Jacqui Stringer, lead clinician for the complementary health and wellbeing service at The Christie, said: “Our complementary health and wellbeing service is not just a ‘nice to have’, it can be an integral part of a patient’s cancer journey. Whether it’s providing acupuncture, massage, hypnotherapy or coping techniques, it can support them through the most difficult times. That could be when they are struggling to cope with the stress, anxiety or trauma of a cancer diagnosis or treatment. It could be because they are suffering with treatment side effects, such as sickness.”

The Christie charity supports the work of The Christie NHS Foundation Trust providing enhanced services over and above what the NHS funds. This includes money for care and treatment, research, education and extra patient services. Gifts from the public make a huge difference to the care and treatment that The Christie is able to provide to patients and their families. 
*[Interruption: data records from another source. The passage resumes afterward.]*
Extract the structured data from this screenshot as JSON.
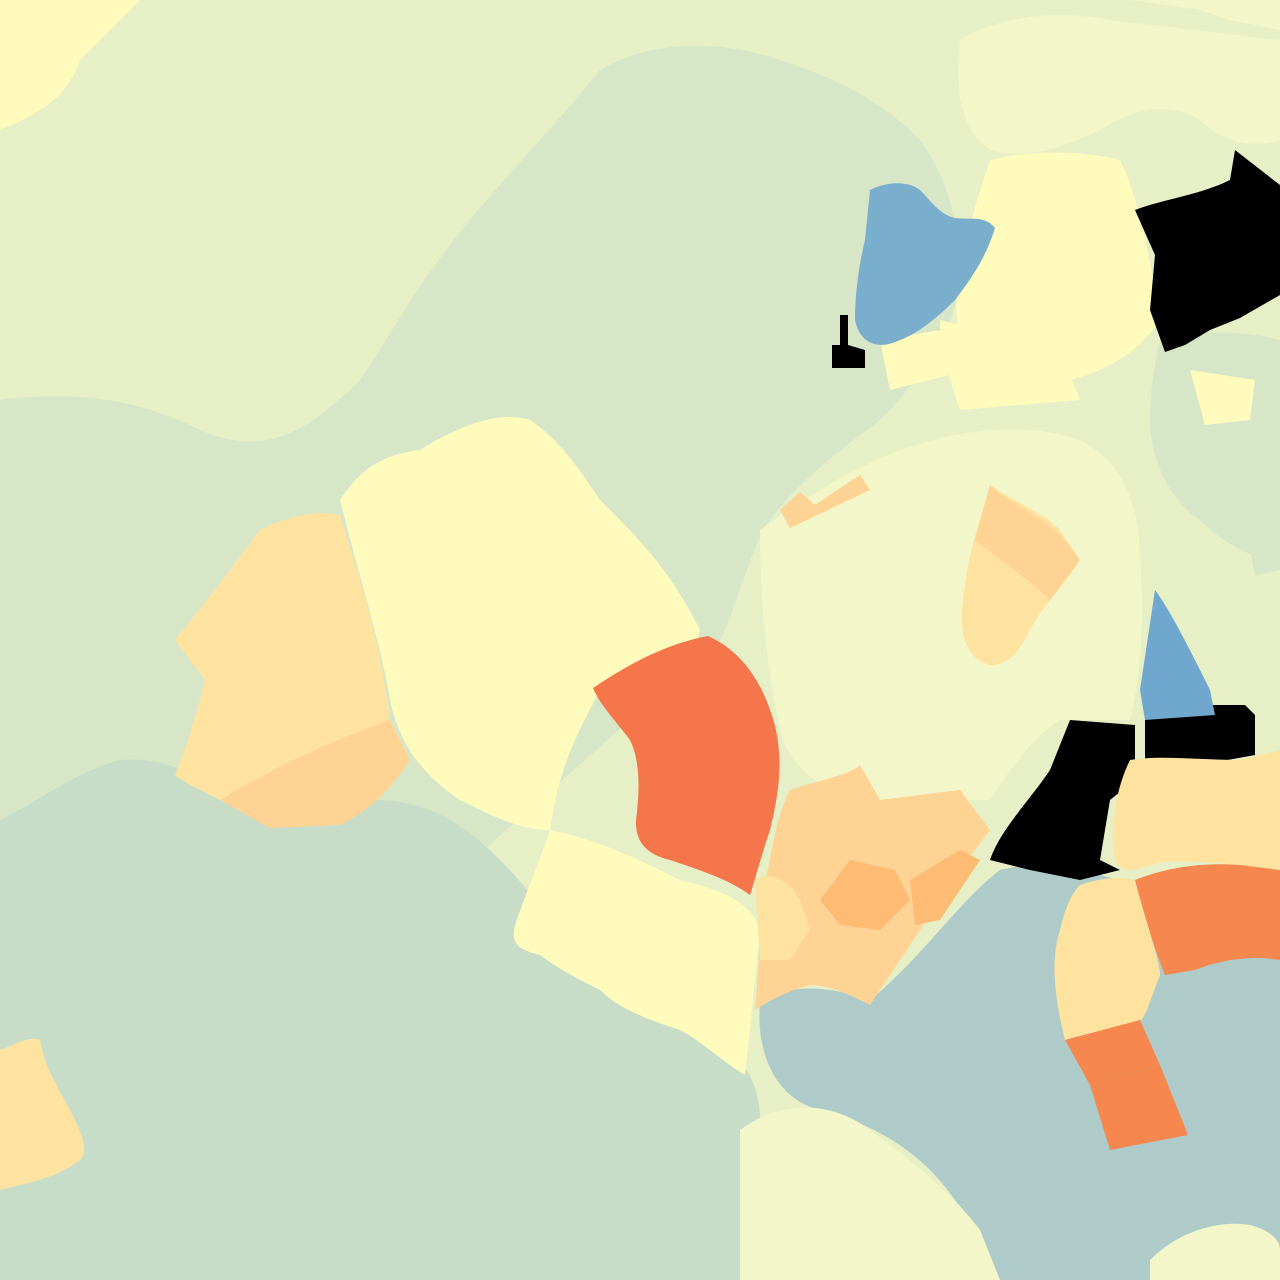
{
  "map": {
    "type": "choropleth",
    "palette": {
      "red": "#f4764a",
      "orange_red": "#f6874f",
      "orange": "#fdbb74",
      "light_orange": "#fed393",
      "pale_orange": "#fee3a0",
      "pale_yellow": "#fefbbd",
      "light_yellow_green": "#f2f6c8",
      "yellow_green": "#e6efc6",
      "grey_green": "#d8e6c8",
      "sage": "#c8ddc7",
      "teal_grey": "#aecbc9",
      "blue": "#7aaecd",
      "steel_blue": "#6fa7cf",
      "no_data": "#000000"
    }
  }
}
The Christie NHS Foundation Trust was the first specialist trust to be rated as ‘Outstanding’ twice (in 2016 and 2018) by the health regulator the Care Quality Commission (CQC). It referred to The Christie as ‘a leader in cancer care’ and ‘a pioneer in developing innovative solutions to cancer care.’ The CQC praised the Trust’s staff which it said ‘go the extra mile to meet the needs of patients and their families’ and that they were ‘exceptionally kind and caring.’ In 2017, the CQC rated The Christie as the best specialist trust in the country, and one of the top three trusts overall in England.